İnsan denildiğinde akıllara ilk gelen şey, düşünebilen ve bu özelliğiyle hayvanlardan ayrılan bir ırk. Halbuki metabolizma olarak tüm hayvanlara yakın bir biyolojik sistemle örülmüş olan insan, artık yukarıda tanımladığım şekliyle bir ifade sergileyememektedir. Kediler avlarını gördüklerinde strateji geliştirirler, diğer tabirle düşünürler! Peki ya arılar ?
Evet, yeryüzünün koca halifesi hilafeti bırakalım, zihnindeki demir parmaklıkları kırıp kendi halifesi bile olamamıştır. Düşünmeyen insan ile avını avlama stratejisi üzerine düşünen bir kedi arasındaki 7 farkı bulabilirmiyiz ?
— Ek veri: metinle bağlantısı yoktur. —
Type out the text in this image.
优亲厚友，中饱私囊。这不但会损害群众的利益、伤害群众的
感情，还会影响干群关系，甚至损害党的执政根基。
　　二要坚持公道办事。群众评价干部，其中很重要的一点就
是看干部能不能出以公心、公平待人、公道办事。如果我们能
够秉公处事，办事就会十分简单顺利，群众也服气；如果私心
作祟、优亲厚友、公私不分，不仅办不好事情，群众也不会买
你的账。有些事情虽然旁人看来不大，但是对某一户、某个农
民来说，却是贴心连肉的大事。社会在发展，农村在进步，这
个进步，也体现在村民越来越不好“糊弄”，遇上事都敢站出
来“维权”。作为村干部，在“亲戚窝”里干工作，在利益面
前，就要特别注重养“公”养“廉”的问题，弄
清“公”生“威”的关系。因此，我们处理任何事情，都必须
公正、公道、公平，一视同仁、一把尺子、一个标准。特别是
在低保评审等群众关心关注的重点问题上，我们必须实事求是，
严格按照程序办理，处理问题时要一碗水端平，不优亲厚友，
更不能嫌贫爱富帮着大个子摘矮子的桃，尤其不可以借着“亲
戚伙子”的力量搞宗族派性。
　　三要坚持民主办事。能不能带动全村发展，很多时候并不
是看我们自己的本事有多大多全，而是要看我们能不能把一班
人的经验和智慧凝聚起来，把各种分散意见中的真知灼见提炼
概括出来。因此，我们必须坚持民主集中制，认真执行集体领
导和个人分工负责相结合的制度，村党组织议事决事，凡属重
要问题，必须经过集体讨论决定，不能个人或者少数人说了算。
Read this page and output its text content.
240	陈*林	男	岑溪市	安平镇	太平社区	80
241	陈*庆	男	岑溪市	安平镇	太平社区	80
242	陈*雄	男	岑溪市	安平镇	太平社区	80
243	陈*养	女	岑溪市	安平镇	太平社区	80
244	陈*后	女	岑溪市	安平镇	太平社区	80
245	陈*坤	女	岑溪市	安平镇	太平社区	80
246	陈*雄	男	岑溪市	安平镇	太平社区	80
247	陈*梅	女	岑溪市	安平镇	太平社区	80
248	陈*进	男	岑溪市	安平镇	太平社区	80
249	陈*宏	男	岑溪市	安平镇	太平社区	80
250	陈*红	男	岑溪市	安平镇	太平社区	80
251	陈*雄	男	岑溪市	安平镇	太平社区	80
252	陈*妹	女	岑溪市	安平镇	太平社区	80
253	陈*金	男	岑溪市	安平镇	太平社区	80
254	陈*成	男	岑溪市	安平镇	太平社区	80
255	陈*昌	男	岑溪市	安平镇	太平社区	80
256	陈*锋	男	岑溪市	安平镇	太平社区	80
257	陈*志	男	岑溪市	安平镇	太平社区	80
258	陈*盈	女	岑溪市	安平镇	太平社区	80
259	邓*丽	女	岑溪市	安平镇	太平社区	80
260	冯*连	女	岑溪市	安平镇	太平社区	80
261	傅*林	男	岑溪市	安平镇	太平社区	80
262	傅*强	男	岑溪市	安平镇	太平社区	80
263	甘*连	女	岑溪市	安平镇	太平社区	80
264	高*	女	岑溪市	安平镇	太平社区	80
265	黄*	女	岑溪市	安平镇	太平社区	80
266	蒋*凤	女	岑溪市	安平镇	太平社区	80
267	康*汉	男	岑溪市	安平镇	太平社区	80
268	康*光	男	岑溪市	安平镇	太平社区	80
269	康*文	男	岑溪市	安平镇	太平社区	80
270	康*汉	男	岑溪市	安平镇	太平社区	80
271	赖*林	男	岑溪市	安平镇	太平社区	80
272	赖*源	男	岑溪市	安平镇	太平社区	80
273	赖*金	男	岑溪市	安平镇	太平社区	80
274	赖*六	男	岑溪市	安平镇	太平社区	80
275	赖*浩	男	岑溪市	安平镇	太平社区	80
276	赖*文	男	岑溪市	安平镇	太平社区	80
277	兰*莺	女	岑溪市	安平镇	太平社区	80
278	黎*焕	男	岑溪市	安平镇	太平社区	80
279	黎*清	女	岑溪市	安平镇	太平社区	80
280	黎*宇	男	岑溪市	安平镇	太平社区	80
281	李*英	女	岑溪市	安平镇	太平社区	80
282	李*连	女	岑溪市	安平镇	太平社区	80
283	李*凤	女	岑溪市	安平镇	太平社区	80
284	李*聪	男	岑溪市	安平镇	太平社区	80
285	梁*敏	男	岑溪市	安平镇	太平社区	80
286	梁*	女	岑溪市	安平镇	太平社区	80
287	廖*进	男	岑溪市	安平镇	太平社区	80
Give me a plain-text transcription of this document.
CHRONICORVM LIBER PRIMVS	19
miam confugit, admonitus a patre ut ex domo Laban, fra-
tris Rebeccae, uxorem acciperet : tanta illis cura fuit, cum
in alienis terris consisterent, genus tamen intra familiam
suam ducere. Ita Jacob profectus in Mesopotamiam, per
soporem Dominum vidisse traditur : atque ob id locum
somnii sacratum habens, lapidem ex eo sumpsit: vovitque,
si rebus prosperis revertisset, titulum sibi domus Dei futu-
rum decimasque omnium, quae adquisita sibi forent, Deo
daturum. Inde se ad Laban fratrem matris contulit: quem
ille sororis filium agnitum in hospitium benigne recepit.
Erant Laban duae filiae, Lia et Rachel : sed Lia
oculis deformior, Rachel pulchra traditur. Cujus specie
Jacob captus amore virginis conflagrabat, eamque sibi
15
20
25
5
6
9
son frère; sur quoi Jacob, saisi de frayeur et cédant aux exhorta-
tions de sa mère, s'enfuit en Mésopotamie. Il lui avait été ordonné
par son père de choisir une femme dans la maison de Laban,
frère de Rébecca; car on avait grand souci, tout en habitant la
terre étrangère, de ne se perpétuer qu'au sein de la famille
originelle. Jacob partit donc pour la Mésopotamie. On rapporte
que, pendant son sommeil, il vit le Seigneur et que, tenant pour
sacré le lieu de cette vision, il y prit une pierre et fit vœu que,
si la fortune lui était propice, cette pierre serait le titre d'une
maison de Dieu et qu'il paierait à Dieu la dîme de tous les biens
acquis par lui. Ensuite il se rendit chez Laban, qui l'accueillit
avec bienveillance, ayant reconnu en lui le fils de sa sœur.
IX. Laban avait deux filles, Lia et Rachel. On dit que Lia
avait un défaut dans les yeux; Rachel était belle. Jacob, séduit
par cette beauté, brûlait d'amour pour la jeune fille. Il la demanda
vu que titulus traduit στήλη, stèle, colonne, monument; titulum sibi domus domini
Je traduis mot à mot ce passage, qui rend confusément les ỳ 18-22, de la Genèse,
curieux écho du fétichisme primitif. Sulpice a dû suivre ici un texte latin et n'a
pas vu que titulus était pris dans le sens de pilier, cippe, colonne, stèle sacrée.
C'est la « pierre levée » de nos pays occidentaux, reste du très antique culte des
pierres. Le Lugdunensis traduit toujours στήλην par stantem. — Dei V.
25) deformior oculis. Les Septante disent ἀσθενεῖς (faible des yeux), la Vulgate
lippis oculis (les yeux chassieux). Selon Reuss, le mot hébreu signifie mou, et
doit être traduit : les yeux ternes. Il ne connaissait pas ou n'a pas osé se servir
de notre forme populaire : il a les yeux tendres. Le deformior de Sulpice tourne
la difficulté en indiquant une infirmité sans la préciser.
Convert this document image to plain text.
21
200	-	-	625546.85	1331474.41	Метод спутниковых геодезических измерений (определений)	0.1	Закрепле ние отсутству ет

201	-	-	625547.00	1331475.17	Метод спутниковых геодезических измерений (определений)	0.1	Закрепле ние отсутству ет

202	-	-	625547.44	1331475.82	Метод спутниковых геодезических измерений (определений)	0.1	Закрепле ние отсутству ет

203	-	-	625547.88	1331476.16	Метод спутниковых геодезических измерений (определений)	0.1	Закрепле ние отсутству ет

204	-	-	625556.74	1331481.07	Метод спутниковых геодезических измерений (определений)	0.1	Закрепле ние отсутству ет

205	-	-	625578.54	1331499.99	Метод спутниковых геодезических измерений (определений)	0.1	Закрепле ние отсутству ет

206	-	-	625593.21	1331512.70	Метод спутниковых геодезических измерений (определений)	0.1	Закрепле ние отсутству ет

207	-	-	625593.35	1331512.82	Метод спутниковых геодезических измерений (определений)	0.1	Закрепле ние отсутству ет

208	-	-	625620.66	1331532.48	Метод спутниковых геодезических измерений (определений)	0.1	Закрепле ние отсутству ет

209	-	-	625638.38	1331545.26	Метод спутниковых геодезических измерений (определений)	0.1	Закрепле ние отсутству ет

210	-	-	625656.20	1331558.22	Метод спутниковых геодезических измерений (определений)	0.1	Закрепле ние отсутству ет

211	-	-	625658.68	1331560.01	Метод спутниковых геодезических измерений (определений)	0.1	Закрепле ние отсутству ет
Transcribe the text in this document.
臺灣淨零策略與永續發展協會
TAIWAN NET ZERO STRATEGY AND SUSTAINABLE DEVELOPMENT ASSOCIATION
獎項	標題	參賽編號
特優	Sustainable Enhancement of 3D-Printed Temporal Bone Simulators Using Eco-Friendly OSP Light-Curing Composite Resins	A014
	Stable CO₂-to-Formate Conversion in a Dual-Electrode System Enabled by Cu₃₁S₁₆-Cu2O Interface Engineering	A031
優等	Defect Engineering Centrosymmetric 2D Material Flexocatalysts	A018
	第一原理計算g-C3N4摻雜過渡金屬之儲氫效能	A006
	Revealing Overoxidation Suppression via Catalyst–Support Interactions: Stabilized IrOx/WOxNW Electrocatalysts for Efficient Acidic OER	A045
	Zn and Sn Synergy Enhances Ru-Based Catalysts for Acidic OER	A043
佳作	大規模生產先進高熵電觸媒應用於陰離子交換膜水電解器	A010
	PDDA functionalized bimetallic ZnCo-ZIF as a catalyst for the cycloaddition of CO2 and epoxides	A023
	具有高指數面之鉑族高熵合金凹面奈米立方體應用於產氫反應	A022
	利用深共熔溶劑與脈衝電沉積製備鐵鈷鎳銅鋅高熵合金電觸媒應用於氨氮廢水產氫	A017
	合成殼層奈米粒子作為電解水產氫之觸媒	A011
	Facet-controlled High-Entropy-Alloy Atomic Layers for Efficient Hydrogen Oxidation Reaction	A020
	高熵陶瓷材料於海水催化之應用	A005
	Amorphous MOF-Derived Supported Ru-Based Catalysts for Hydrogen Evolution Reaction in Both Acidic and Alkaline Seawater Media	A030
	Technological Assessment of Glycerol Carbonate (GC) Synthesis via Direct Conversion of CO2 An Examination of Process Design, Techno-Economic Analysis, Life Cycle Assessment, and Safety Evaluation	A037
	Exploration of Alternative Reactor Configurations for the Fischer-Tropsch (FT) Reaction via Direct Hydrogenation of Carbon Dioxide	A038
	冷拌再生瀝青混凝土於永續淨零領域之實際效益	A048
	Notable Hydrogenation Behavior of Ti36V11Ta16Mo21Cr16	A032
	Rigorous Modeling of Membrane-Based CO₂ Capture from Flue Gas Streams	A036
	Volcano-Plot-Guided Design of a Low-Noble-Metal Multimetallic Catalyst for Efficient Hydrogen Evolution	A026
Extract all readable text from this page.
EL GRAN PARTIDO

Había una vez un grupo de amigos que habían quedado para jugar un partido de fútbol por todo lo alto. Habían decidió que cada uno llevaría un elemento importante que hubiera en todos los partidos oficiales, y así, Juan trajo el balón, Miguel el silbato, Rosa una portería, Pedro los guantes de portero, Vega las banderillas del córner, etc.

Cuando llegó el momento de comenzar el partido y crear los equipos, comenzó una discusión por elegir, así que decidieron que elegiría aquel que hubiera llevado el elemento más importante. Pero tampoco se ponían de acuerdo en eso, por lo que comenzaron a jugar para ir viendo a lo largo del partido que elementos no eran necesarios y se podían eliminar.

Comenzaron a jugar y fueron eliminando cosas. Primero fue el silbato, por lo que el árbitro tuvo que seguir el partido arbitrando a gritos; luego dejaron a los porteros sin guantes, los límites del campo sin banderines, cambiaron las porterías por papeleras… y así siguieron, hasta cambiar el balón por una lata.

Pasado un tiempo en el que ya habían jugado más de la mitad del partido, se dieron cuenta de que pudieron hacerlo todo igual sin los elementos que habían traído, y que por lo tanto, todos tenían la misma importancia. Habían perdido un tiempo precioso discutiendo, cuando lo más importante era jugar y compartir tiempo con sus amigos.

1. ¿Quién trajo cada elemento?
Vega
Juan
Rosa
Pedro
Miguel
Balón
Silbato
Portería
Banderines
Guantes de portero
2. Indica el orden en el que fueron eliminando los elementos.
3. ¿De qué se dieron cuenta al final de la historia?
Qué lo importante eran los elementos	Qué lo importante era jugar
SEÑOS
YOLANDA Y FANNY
Zihin tamamlayıcılık unsurundan mahrum bırakılıyorsa, o bünye eksiktir. Diğer haliyle, eksilmiş bedenlerin, düşünmeyen beyinleri ile ortalama 60 yıllık bir süreçte, tüketen,tüketen,tüketen ve yine tüketen bir ırk olarak kalabilmeyi başarmışız. Zihinsel hazineler bir tarafa, Dünyayı bile tüketmiş, gördüğünüz üzere doğal kaynaklar adına(ki esasında amaç daha farklıdır) birbirimizi yiyen, kedileşen bir ırk haline gelebilmeyi başarmış bulunmaktayız.
Peki tüm sistemlerin sahibi, bundan memnun mudur?
Bu çalışmamızda insan zekasının sabitlikten kurtulması, ve algılarının açılması adına, Kurandaki eşsiz anlatım ve muhteşemliği ele alarak DÜŞÜNECEĞİZ. Düşünürken çok ilginç tespitler yapacak, vay bee ben yıllardır ne derin uykudaymışım diye bir anlamda dövüneceğiz. İnsana daha yaratılmadan(tasarım bitmeden) verilen muhteşem bilginin açığa çıkması adına, alıcılarımızı RAHMAN frekansına yönlendirecek,iblis frekanslı, kafamıza kazınmış tüm sabit saçmalardan kurtulacağız.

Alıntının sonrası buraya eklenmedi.